We brainstormed this idea in my meet-up with the Group Practice Improvement Network in San Antonio on 15 October 2015, in the context of the new consumer in the value-based health economy. The theme of the event was “What Matters Most.” In our discussion, a representative from a well-known, respected group practice in the Pacific Northwest commented that her organization has brilliant minds working within — a rich trove of intellectual capital that, if deployed for this kind of discussion, can make these value-based delivery scenarios work toward The Triple Aim.

FYI, my firm, THINK-Health, had the pleasure of collaborating on this Accenture analysis.

For more on the impact of virtual healthcare on hospitals, see Accenture’s Dr. Kaveh Safavi’s essay in U.S. News & World Report’s special coverage for the 2015 Hospital of Tomorrow meeting in Washington, DC.

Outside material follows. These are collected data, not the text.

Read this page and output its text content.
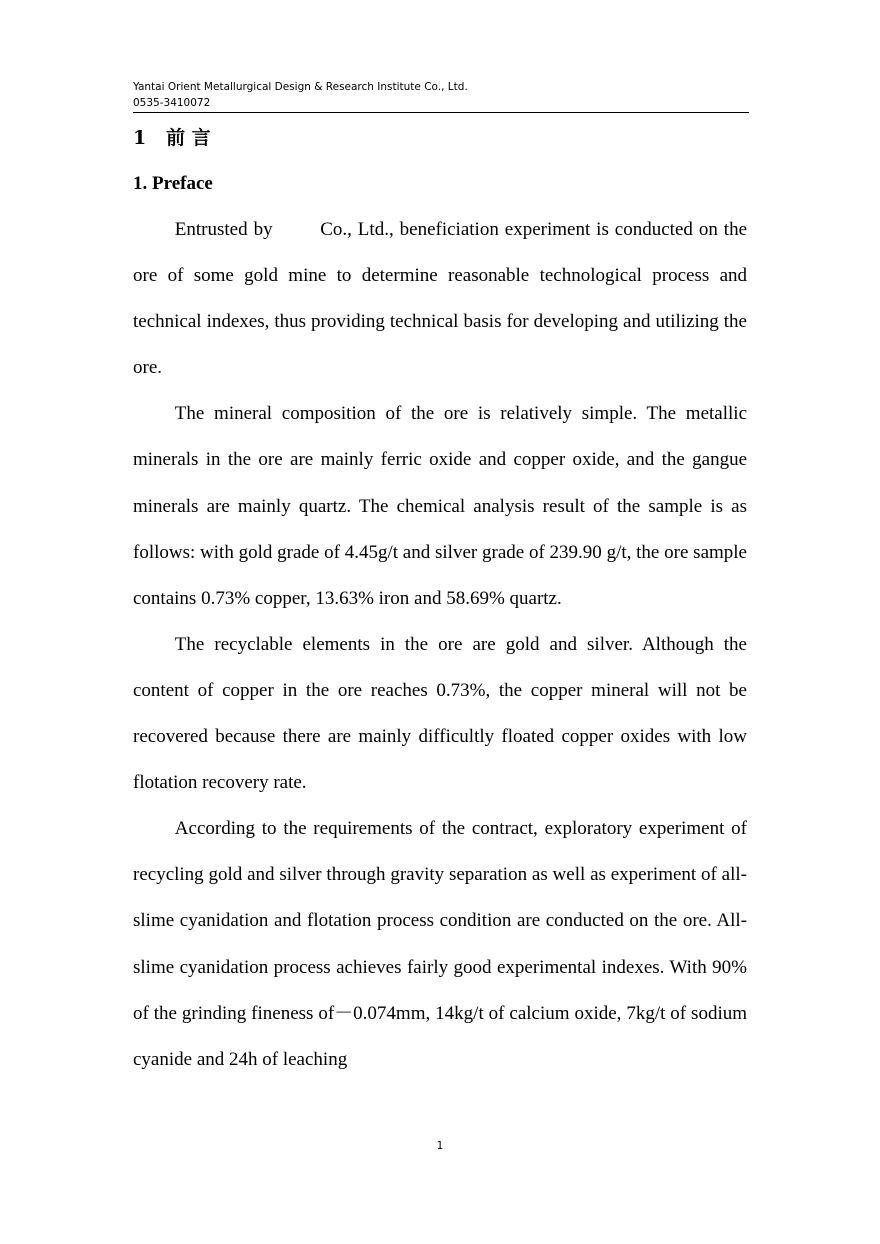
Yantai Orient Metallurgical Design & Research Institute Co., Ltd.
0535-3410072
1   前 言
1. Preface

Entrusted by	Co., Ltd., beneficiation experiment is conducted on the ore of some gold mine to determine reasonable technological process and technical indexes, thus providing technical basis for developing and utilizing the ore.

The mineral composition of the ore is relatively simple. The metallic minerals in the ore are mainly ferric oxide and copper oxide, and the gangue minerals are mainly quartz. The chemical analysis result of the sample is as follows: with gold grade of 4.45g/t and silver grade of 239.90 g/t, the ore sample contains 0.73% copper, 13.63% iron and 58.69% quartz.

The recyclable elements in the ore are gold and silver. Although the content of copper in the ore reaches 0.73%, the copper mineral will not be recovered because there are mainly difficultly floated copper oxides with low flotation recovery rate.

According to the requirements of the contract, exploratory experiment of recycling gold and silver through gravity separation as well as experiment of all-slime cyanidation and flotation process condition are conducted on the ore. All-slime cyanidation process achieves fairly good experimental indexes. With 90% of the grinding fineness of－0.074mm, 14kg/t of calcium oxide, 7kg/t of sodium cyanide and 24h of leaching

1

3 Comments on Virtual Visits Would Conserve Primary Care Resources in US Healthcare

Cameron said : Guest Report 7 years ago

Technology will play a HUGE role in shifting work to those with the greatest incentive to do it: patients and their caregivers. Imagine a would-be patient engaging with sophisticated technology for differential diagnosis - and getting, from home, an idea of: (1) what conditions they might have - and that a clinician should consider (2) how urgent it is and who they should see (3) which labs and tests would be reasonable to pay for (and worth the possible radiation) - and which would not (4) what evidence-based treatments they and their clinician should consider Well. You don't really have to imagine. It's on its way already. Witness the app at Designed for clinicians, it will soon put a team of specialists in the palms of every consumer with a smartphone, tablet, or computer. Cameron Physician Cognition

Ted Eytan said : Guest Report 7 years ago

Jane, Always enlightening and as usual, you continue to be on the right path forward to what people want - more time to enjoy life, enabled by health. I can further extend the analysis for you back-of-napkin style, because imagine that there's a health system that's already doing this routinely. That one (Kaiser Permanente) goes beyond modeling physician time (because what's the goal for health care anyway - not for physicians to have time, for patients to have more time) and into better outcomes. The results speak for themselves: The #1's just keep coming, and if you study/model any one of those measures, especially control of hypertension (#1 in the United States, Kaiser Permanente Mid-Atlantic States), the time saved from not having heart attacks and strokes wallops any physician time saving. And what matters more anyway, patient time is priceless. One side comment I'd made is a slight questioning of the assumption that virtual medicine would reduce a physician visit by 5 minutes. I don't think this future means that people will robotically enter their doctors office and do what needs to get done on paper and leave. Imagine that that 5 minutes will be instead used to discuss the things that are important to patient and physician together - the things not on the checklists, that when discussed, will make sure the checklist things get done. As one of my mentors told me, every one of those measures that we are graded on depends on patient action and engagement. In the end it is not the doctor controlling your blood pressure. So to summarize - from measuring physician time to measuring patient time. Not minutes saved in a doctor visit, minutes added to lives, doctor visit the same length. Picture it. The data is out there, we know the impact. It's happening today, Keep up the great work! Ted

Steve said : Guest Report 7 years ago

I can already see it now; I'm sure there are tons of people who are extremely opposed to the idea of virtual visits. Don't be afraid, people! This is a good thing, and it's not like it's the end of in-person doctor's visits or something. I think those will always be necessary, unless we have some crazy technological breakthrough in the future.